Apple TV - Part 2: Apple Enters the Digital Homeby Anand Lal Shimpi on March 26, 2007 1:22 AM EST
- Posted in
Unboxed and Setup
Setup is extremely simple; if you've got a TV with an HDMI input then you only need to plug in two cables: power and HDMI. DVI is supported but only if you have an HDMI to DVI cable, in which case audio would be passed over optical or stereo RCA ports. Your final option for display is over component where, once again, audio is sent over optical or RCA outputs.
We tested Apple TV with a Westinghouse 42" 1080p LCD over HDMI, giving us the easiest setup option. After connecting the HDMI cable, we plugged in power and the unit started up. There is no on/off button on the Apple TV itself, although you can put it in standby mode by holding down the Play button on the remote for 6 seconds. If you want to completely power cycle the unit, you'll have to yank out the power cord.
While the Apple TV boots the single LED on the front of the unit blinks amber; the actual boot process takes about a minute but in theory you'll only see it boot if there's a power failure. Apple TV allegedly runs a stripped down version of OS X, which should be quite useful for those interested in modding the unit.
Upon startup, we are greeted with a familiar Apple logo and then a very short video of iTunes content filling up the Apple TV. Much to our surprise, we got no sound during this process over HDMI. We actually had to turn off the Westinghouse display and turn it back on before we'd get audio. After doing that we got audio until the next time we had to power off the device, which as we mentioned before should be rare. We didn't have the problem if we used the dedicated stereo outputs on the Apple TV. We're not sure if this is a Westinghouse or an Apple problem, but for what it's worth we've never had this issue on any other devices.
Over HDMI, the unit configured itself to a 720p output but over component it defaulted to 480i and asked us what resolution we'd like to use. Apple TV supports 480p, 576p 50Hz, 720p, 720p 50Hz, 1080i and 1080i 50Hz.

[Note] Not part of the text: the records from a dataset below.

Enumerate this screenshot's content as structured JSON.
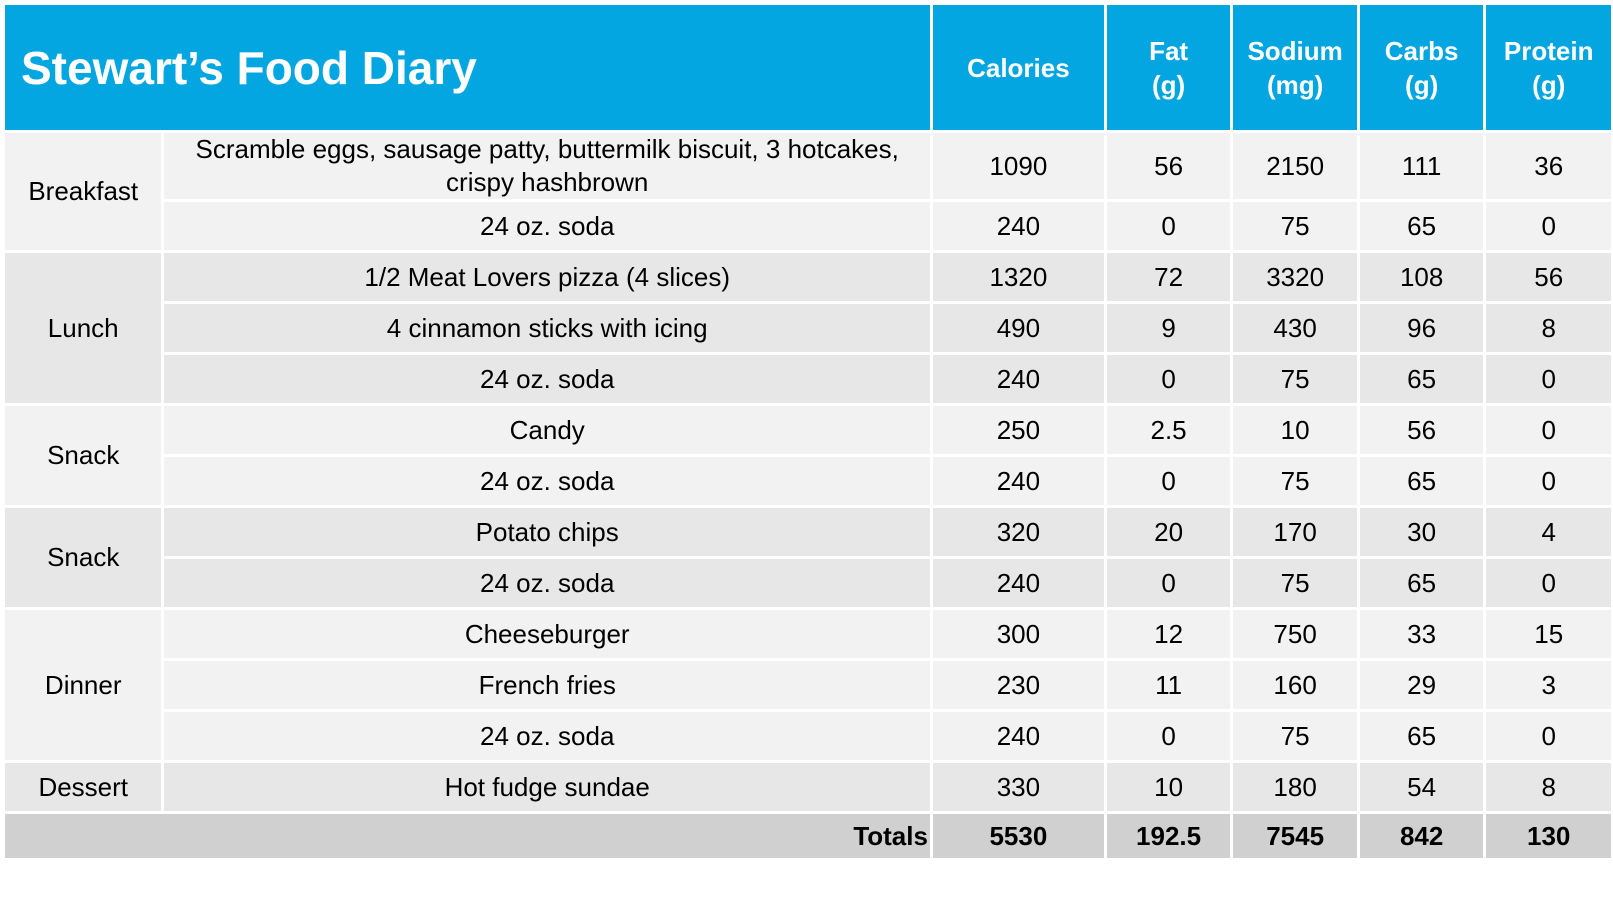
{
  "header": {
    "title": "Stewart’s Food Diary",
    "columns": [
      {
        "line1": "Calories",
        "line2": ""
      },
      {
        "line1": "Fat",
        "line2": "(g)"
      },
      {
        "line1": "Sodium",
        "line2": "(mg)"
      },
      {
        "line1": "Carbs",
        "line2": "(g)"
      },
      {
        "line1": "Protein",
        "line2": "(g)"
      }
    ]
  },
  "meals": [
    {
      "label": "Breakfast",
      "rows": [
        {
          "item": "Scramble eggs, sausage patty, buttermilk biscuit, 3 hotcakes, crispy hashbrown",
          "calories": "1090",
          "fat": "56",
          "sodium": "2150",
          "carbs": "111",
          "protein": "36"
        },
        {
          "item": "24 oz. soda",
          "calories": "240",
          "fat": "0",
          "sodium": "75",
          "carbs": "65",
          "protein": "0"
        }
      ]
    },
    {
      "label": "Lunch",
      "rows": [
        {
          "item": "1/2 Meat Lovers pizza (4 slices)",
          "calories": "1320",
          "fat": "72",
          "sodium": "3320",
          "carbs": "108",
          "protein": "56"
        },
        {
          "item": "4 cinnamon sticks with icing",
          "calories": "490",
          "fat": "9",
          "sodium": "430",
          "carbs": "96",
          "protein": "8"
        },
        {
          "item": "24 oz. soda",
          "calories": "240",
          "fat": "0",
          "sodium": "75",
          "carbs": "65",
          "protein": "0"
        }
      ]
    },
    {
      "label": "Snack",
      "rows": [
        {
          "item": "Candy",
          "calories": "250",
          "fat": "2.5",
          "sodium": "10",
          "carbs": "56",
          "protein": "0"
        },
        {
          "item": "24 oz. soda",
          "calories": "240",
          "fat": "0",
          "sodium": "75",
          "carbs": "65",
          "protein": "0"
        }
      ]
    },
    {
      "label": "Snack",
      "rows": [
        {
          "item": "Potato chips",
          "calories": "320",
          "fat": "20",
          "sodium": "170",
          "carbs": "30",
          "protein": "4"
        },
        {
          "item": "24 oz. soda",
          "calories": "240",
          "fat": "0",
          "sodium": "75",
          "carbs": "65",
          "protein": "0"
        }
      ]
    },
    {
      "label": "Dinner",
      "rows": [
        {
          "item": "Cheeseburger",
          "calories": "300",
          "fat": "12",
          "sodium": "750",
          "carbs": "33",
          "protein": "15"
        },
        {
          "item": "French fries",
          "calories": "230",
          "fat": "11",
          "sodium": "160",
          "carbs": "29",
          "protein": "3"
        },
        {
          "item": "24 oz. soda",
          "calories": "240",
          "fat": "0",
          "sodium": "75",
          "carbs": "65",
          "protein": "0"
        }
      ]
    },
    {
      "label": "Dessert",
      "rows": [
        {
          "item": "Hot fudge sundae",
          "calories": "330",
          "fat": "10",
          "sodium": "180",
          "carbs": "54",
          "protein": "8"
        }
      ]
    }
  ],
  "totals": {
    "label": "Totals",
    "calories": "5530",
    "fat": "192.5",
    "sodium": "7545",
    "carbs": "842",
    "protein": "130"
  },
  "colors": {
    "header_bg": "#03A6E0",
    "row_light": "#F2F2F2",
    "row_dark": "#E7E7E7",
    "totals_bg": "#D0D0D0"
  }
}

Getting connected is an equally simple process, as the unit had no problems discovering our 802.11n network. The wireless setup brings up an on-screen keyboard for you to supply a password if the network is encrypted, and although there are no options for selecting what sort of encryption is enabled the unit obviously had no problems figuring it out when it connected to our local Airport Extreme.
Once on a network, if you've got iTunes running on any computers on the network they will detect the Apple TV. The Apple TV will put up a five digit code to supply the first computer you'd like to connect it to; simply type that code in when iTunes asks for it and you'll establish a link between the two devices.
The setup process is identical between a Mac and a PC, and in our tests we had no problems with Apple TV - even on a Vista PC. The only real requirement is that you have at least iTunes 7.1 installed.
The only other problem we ran into during our initial setup of Apple TV had to do with a MacBook Pro we had in the same room. When we were using it, so long as the Apple TV remote had line of the sight to the MacBook Pro, our button presses on the remote brought up Front Row on the MacBook Pro. Putting the MacBook Pro to sleep didn't help as the button presses simply woke it back up. In the end we were forced to simply cover up the IR sensor in order to avoid accidentally playing back music on the MacBook Pro while we were testing the Apple TV. Word to the wise: use your Apple TV in a room where there aren't any other Front Row devices around.